In August, the court ruled in the case, sentencing Badie, Beltagy and 17 others to life imprisonment. At the time, the court also acquitted 68 defendants, sentenced 28 to 10 years of maximum security prison and handed 76, who were being tried in absentia, life sentences.

The court’s decision today was part of the retrial of some of the defendants who had been sentenced in absentia and does not affect the August decision for the defendants who were in court.

Egyptian law provides for a retrial for a person sentenced in absentia once he or she is arrested.

The defendants brought to court for this case are accused of involvement in violence in the north eastern city of Port Said in August 2013.

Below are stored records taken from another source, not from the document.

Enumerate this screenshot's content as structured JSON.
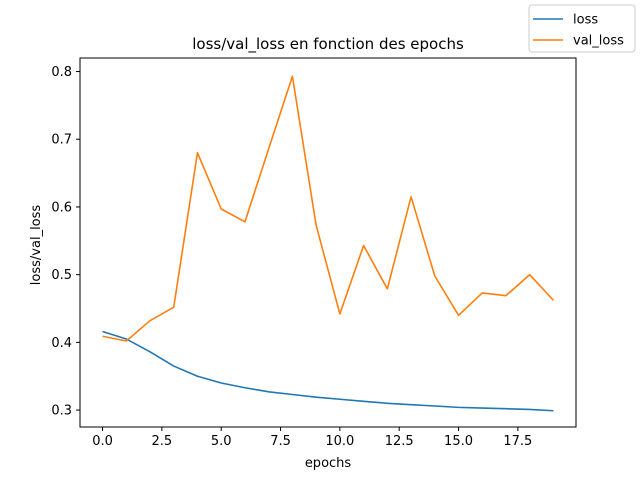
{
  "chart_data": {
    "type": "line",
    "title": "loss/val_loss en fonction des epochs",
    "xlabel": "epochs",
    "ylabel": "loss/val_loss",
    "xlim": [
      -0.95,
      19.95
    ],
    "ylim": [
      0.275,
      0.82
    ],
    "x_ticks": [
      0.0,
      2.5,
      5.0,
      7.5,
      10.0,
      12.5,
      15.0,
      17.5
    ],
    "x_tick_labels": [
      "0.0",
      "2.5",
      "5.0",
      "7.5",
      "10.0",
      "12.5",
      "15.0",
      "17.5"
    ],
    "y_ticks": [
      0.3,
      0.4,
      0.5,
      0.6,
      0.7,
      0.8
    ],
    "y_tick_labels": [
      "0.3",
      "0.4",
      "0.5",
      "0.6",
      "0.7",
      "0.8"
    ],
    "grid": false,
    "legend_position": "top-right (outside plot area)",
    "x": [
      0,
      1,
      2,
      3,
      4,
      5,
      6,
      7,
      8,
      9,
      10,
      11,
      12,
      13,
      14,
      15,
      16,
      17,
      18,
      19
    ],
    "series": [
      {
        "name": "loss",
        "color": "#1f77b4",
        "values": [
          0.416,
          0.405,
          0.386,
          0.365,
          0.35,
          0.34,
          0.333,
          0.327,
          0.323,
          0.319,
          0.316,
          0.313,
          0.31,
          0.308,
          0.306,
          0.304,
          0.303,
          0.302,
          0.301,
          0.299
        ]
      },
      {
        "name": "val_loss",
        "color": "#ff7f0e",
        "values": [
          0.409,
          0.402,
          0.432,
          0.452,
          0.68,
          0.597,
          0.578,
          0.686,
          0.793,
          0.573,
          0.442,
          0.543,
          0.479,
          0.615,
          0.498,
          0.44,
          0.473,
          0.469,
          0.5,
          0.462
        ]
      }
    ]
  }
}
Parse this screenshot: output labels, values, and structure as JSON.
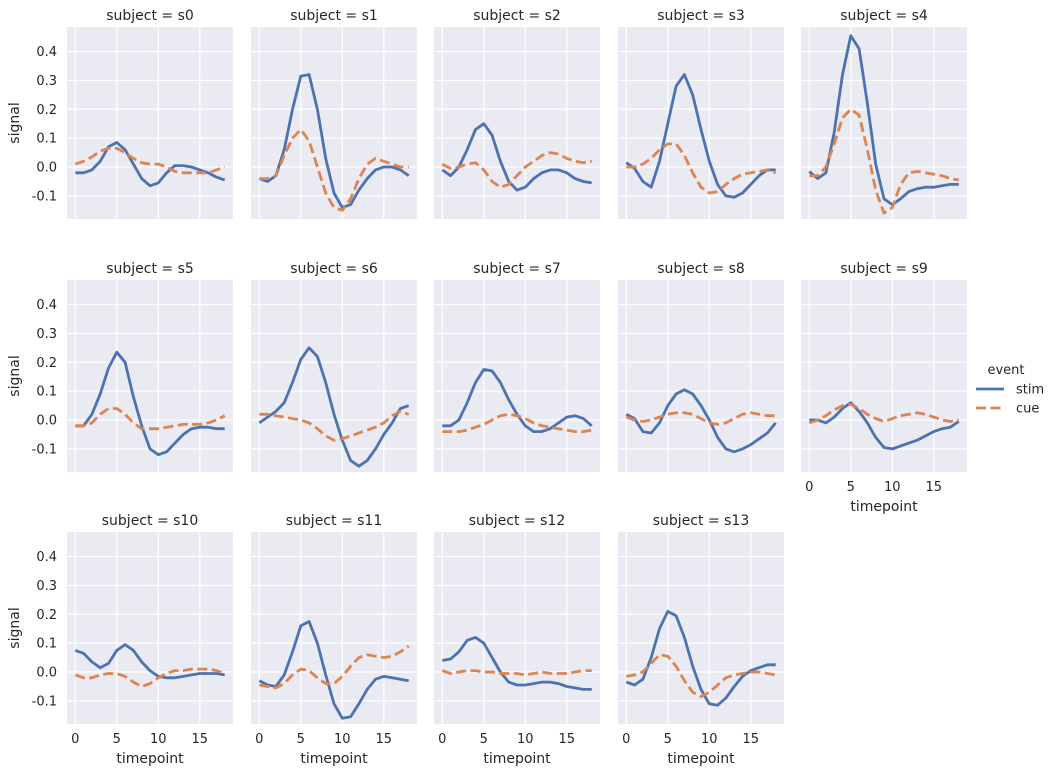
{
  "chart_data": {
    "type": "line",
    "facet_variable": "subject",
    "xlabel": "timepoint",
    "ylabel": "signal",
    "xlim": [
      -1,
      19
    ],
    "ylim": [
      -0.18,
      0.485
    ],
    "xticks": [
      "0",
      "5",
      "10",
      "15"
    ],
    "yticks": [
      "-0.1",
      "0.0",
      "0.1",
      "0.2",
      "0.3",
      "0.4"
    ],
    "grid": true,
    "legend": {
      "title": "event",
      "placement": "right",
      "entries": [
        {
          "label": "stim",
          "color": "#4c72b0",
          "style": "solid"
        },
        {
          "label": "cue",
          "color": "#dd8452",
          "style": "dashed"
        }
      ]
    },
    "x": [
      0,
      1,
      2,
      3,
      4,
      5,
      6,
      7,
      8,
      9,
      10,
      11,
      12,
      13,
      14,
      15,
      16,
      17,
      18
    ],
    "panels": [
      {
        "title": "subject = s0",
        "stim": [
          -0.02,
          -0.02,
          -0.01,
          0.02,
          0.07,
          0.085,
          0.06,
          0.01,
          -0.04,
          -0.065,
          -0.055,
          -0.02,
          0.005,
          0.005,
          0.0,
          -0.01,
          -0.02,
          -0.035,
          -0.045
        ],
        "cue": [
          0.01,
          0.02,
          0.035,
          0.055,
          0.065,
          0.065,
          0.05,
          0.03,
          0.015,
          0.01,
          0.01,
          0.0,
          -0.015,
          -0.02,
          -0.02,
          -0.02,
          -0.02,
          -0.01,
          0.0
        ]
      },
      {
        "title": "subject = s1",
        "stim": [
          -0.04,
          -0.05,
          -0.03,
          0.06,
          0.2,
          0.315,
          0.32,
          0.2,
          0.03,
          -0.09,
          -0.14,
          -0.13,
          -0.08,
          -0.04,
          -0.01,
          0.0,
          0.0,
          -0.01,
          -0.03
        ],
        "cue": [
          -0.04,
          -0.04,
          -0.03,
          0.04,
          0.1,
          0.13,
          0.09,
          0.0,
          -0.09,
          -0.14,
          -0.15,
          -0.11,
          -0.04,
          0.01,
          0.03,
          0.02,
          0.01,
          0.0,
          0.0
        ]
      },
      {
        "title": "subject = s2",
        "stim": [
          -0.01,
          -0.03,
          0.0,
          0.06,
          0.13,
          0.15,
          0.11,
          0.02,
          -0.05,
          -0.08,
          -0.07,
          -0.04,
          -0.02,
          -0.01,
          -0.01,
          -0.02,
          -0.04,
          -0.05,
          -0.055
        ],
        "cue": [
          0.01,
          -0.005,
          0.0,
          0.01,
          0.015,
          -0.01,
          -0.05,
          -0.07,
          -0.06,
          -0.03,
          0.0,
          0.02,
          0.04,
          0.05,
          0.045,
          0.03,
          0.02,
          0.015,
          0.02
        ]
      },
      {
        "title": "subject = s3",
        "stim": [
          0.015,
          -0.005,
          -0.05,
          -0.07,
          0.02,
          0.15,
          0.28,
          0.32,
          0.25,
          0.13,
          0.02,
          -0.06,
          -0.1,
          -0.105,
          -0.09,
          -0.06,
          -0.03,
          -0.01,
          -0.01
        ],
        "cue": [
          0.0,
          0.0,
          0.01,
          0.03,
          0.06,
          0.08,
          0.08,
          0.04,
          -0.02,
          -0.07,
          -0.09,
          -0.085,
          -0.06,
          -0.04,
          -0.025,
          -0.02,
          -0.015,
          -0.01,
          -0.02
        ]
      },
      {
        "title": "subject = s4",
        "stim": [
          -0.015,
          -0.04,
          -0.02,
          0.12,
          0.32,
          0.455,
          0.41,
          0.22,
          0.01,
          -0.11,
          -0.13,
          -0.11,
          -0.085,
          -0.075,
          -0.07,
          -0.07,
          -0.065,
          -0.06,
          -0.06
        ],
        "cue": [
          -0.03,
          -0.03,
          0.0,
          0.08,
          0.17,
          0.2,
          0.18,
          0.06,
          -0.08,
          -0.16,
          -0.14,
          -0.06,
          -0.02,
          -0.015,
          -0.02,
          -0.025,
          -0.03,
          -0.04,
          -0.045
        ]
      },
      {
        "title": "subject = s5",
        "stim": [
          -0.02,
          -0.02,
          0.02,
          0.09,
          0.18,
          0.235,
          0.2,
          0.08,
          -0.02,
          -0.1,
          -0.12,
          -0.11,
          -0.08,
          -0.05,
          -0.03,
          -0.025,
          -0.025,
          -0.03,
          -0.03
        ],
        "cue": [
          -0.02,
          -0.02,
          -0.01,
          0.02,
          0.04,
          0.04,
          0.02,
          -0.01,
          -0.03,
          -0.03,
          -0.03,
          -0.025,
          -0.02,
          -0.015,
          -0.015,
          -0.015,
          -0.01,
          0.0,
          0.015
        ]
      },
      {
        "title": "subject = s6",
        "stim": [
          -0.01,
          0.01,
          0.03,
          0.06,
          0.13,
          0.21,
          0.25,
          0.22,
          0.13,
          0.02,
          -0.07,
          -0.14,
          -0.16,
          -0.14,
          -0.1,
          -0.05,
          -0.01,
          0.04,
          0.05
        ],
        "cue": [
          0.02,
          0.02,
          0.015,
          0.01,
          0.005,
          0.0,
          -0.01,
          -0.03,
          -0.055,
          -0.07,
          -0.065,
          -0.055,
          -0.045,
          -0.035,
          -0.025,
          -0.01,
          0.015,
          0.03,
          0.02
        ]
      },
      {
        "title": "subject = s7",
        "stim": [
          -0.02,
          -0.02,
          0.0,
          0.06,
          0.13,
          0.175,
          0.17,
          0.13,
          0.07,
          0.02,
          -0.02,
          -0.04,
          -0.04,
          -0.03,
          -0.01,
          0.01,
          0.015,
          0.005,
          -0.02
        ],
        "cue": [
          -0.04,
          -0.04,
          -0.04,
          -0.035,
          -0.025,
          -0.015,
          0.0,
          0.015,
          0.02,
          0.015,
          0.005,
          -0.01,
          -0.02,
          -0.025,
          -0.03,
          -0.035,
          -0.04,
          -0.04,
          -0.035
        ]
      },
      {
        "title": "subject = s8",
        "stim": [
          0.02,
          0.005,
          -0.04,
          -0.045,
          -0.01,
          0.05,
          0.09,
          0.105,
          0.09,
          0.05,
          0.0,
          -0.06,
          -0.1,
          -0.11,
          -0.1,
          -0.085,
          -0.065,
          -0.045,
          -0.01
        ],
        "cue": [
          0.01,
          0.0,
          -0.005,
          0.0,
          0.01,
          0.02,
          0.025,
          0.025,
          0.02,
          0.005,
          -0.01,
          -0.015,
          -0.01,
          0.005,
          0.02,
          0.025,
          0.02,
          0.015,
          0.015
        ]
      },
      {
        "title": "subject = s9",
        "stim": [
          0.0,
          0.0,
          -0.01,
          0.01,
          0.04,
          0.06,
          0.03,
          -0.01,
          -0.06,
          -0.095,
          -0.1,
          -0.09,
          -0.08,
          -0.07,
          -0.055,
          -0.04,
          -0.03,
          -0.025,
          -0.005
        ],
        "cue": [
          -0.01,
          0.0,
          0.015,
          0.035,
          0.05,
          0.055,
          0.04,
          0.02,
          0.005,
          -0.005,
          0.005,
          0.015,
          0.02,
          0.025,
          0.02,
          0.01,
          0.0,
          -0.005,
          0.0
        ]
      },
      {
        "title": "subject = s10",
        "stim": [
          0.075,
          0.065,
          0.035,
          0.015,
          0.03,
          0.075,
          0.095,
          0.075,
          0.035,
          0.005,
          -0.015,
          -0.02,
          -0.02,
          -0.015,
          -0.01,
          -0.005,
          -0.005,
          -0.005,
          -0.01
        ],
        "cue": [
          -0.01,
          -0.02,
          -0.02,
          -0.01,
          -0.005,
          -0.005,
          -0.015,
          -0.035,
          -0.05,
          -0.04,
          -0.02,
          -0.005,
          0.005,
          0.005,
          0.01,
          0.01,
          0.01,
          0.005,
          -0.005
        ]
      },
      {
        "title": "subject = s11",
        "stim": [
          -0.03,
          -0.045,
          -0.05,
          -0.01,
          0.07,
          0.16,
          0.175,
          0.1,
          -0.01,
          -0.11,
          -0.16,
          -0.155,
          -0.11,
          -0.06,
          -0.025,
          -0.015,
          -0.02,
          -0.025,
          -0.03
        ],
        "cue": [
          -0.045,
          -0.05,
          -0.055,
          -0.04,
          -0.01,
          0.01,
          0.005,
          -0.02,
          -0.04,
          -0.04,
          -0.015,
          0.02,
          0.05,
          0.06,
          0.055,
          0.05,
          0.055,
          0.07,
          0.09
        ]
      },
      {
        "title": "subject = s12",
        "stim": [
          0.04,
          0.045,
          0.07,
          0.11,
          0.12,
          0.1,
          0.05,
          0.0,
          -0.035,
          -0.045,
          -0.045,
          -0.04,
          -0.035,
          -0.035,
          -0.04,
          -0.05,
          -0.055,
          -0.06,
          -0.06
        ],
        "cue": [
          0.005,
          -0.005,
          0.0,
          0.005,
          0.005,
          0.0,
          0.0,
          -0.005,
          -0.005,
          -0.005,
          -0.01,
          -0.005,
          0.0,
          -0.005,
          -0.005,
          -0.005,
          0.0,
          0.005,
          0.005
        ]
      },
      {
        "title": "subject = s13",
        "stim": [
          -0.035,
          -0.045,
          -0.025,
          0.05,
          0.15,
          0.21,
          0.195,
          0.12,
          0.02,
          -0.06,
          -0.11,
          -0.115,
          -0.09,
          -0.05,
          -0.015,
          0.005,
          0.015,
          0.025,
          0.025
        ],
        "cue": [
          -0.015,
          -0.01,
          0.0,
          0.03,
          0.06,
          0.055,
          0.02,
          -0.03,
          -0.07,
          -0.085,
          -0.07,
          -0.045,
          -0.02,
          -0.01,
          -0.005,
          0.0,
          0.0,
          -0.005,
          -0.01
        ]
      }
    ]
  }
}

According to an official investigation, Badie and other Brotherhood figures encouraged group members to storm into a police station, "murder the policemen inside," steal the weapons and smuggle the detainees out. This left five dead and injured several policemen. 

Official charges leveled against the defendants include murder, attempted murder, “forming an armed mob with the purpose” of storming the Arab Police Station and “killing everyone inside” and stealing weapons.

Since the July 2013 military ouster of then-president Mohamed Mursi, Muslim Brotherhood leaders and prominent figures have often found themselves behind bars and facing trials. 

The Egyptian state insists that the Muslim Brotherhood is behind the wave of militancy which has targeted security personnel since July 2013.

The Brotherhood continuously deny the accusations.

Mursi was removed from power by the military after mass protests against his rule but he and his support base consider the power change a coup.

In June, Mursi himself was sentenced to death after being accused of escaping the Wadi al-Natroun prison during the January 2011 uprising.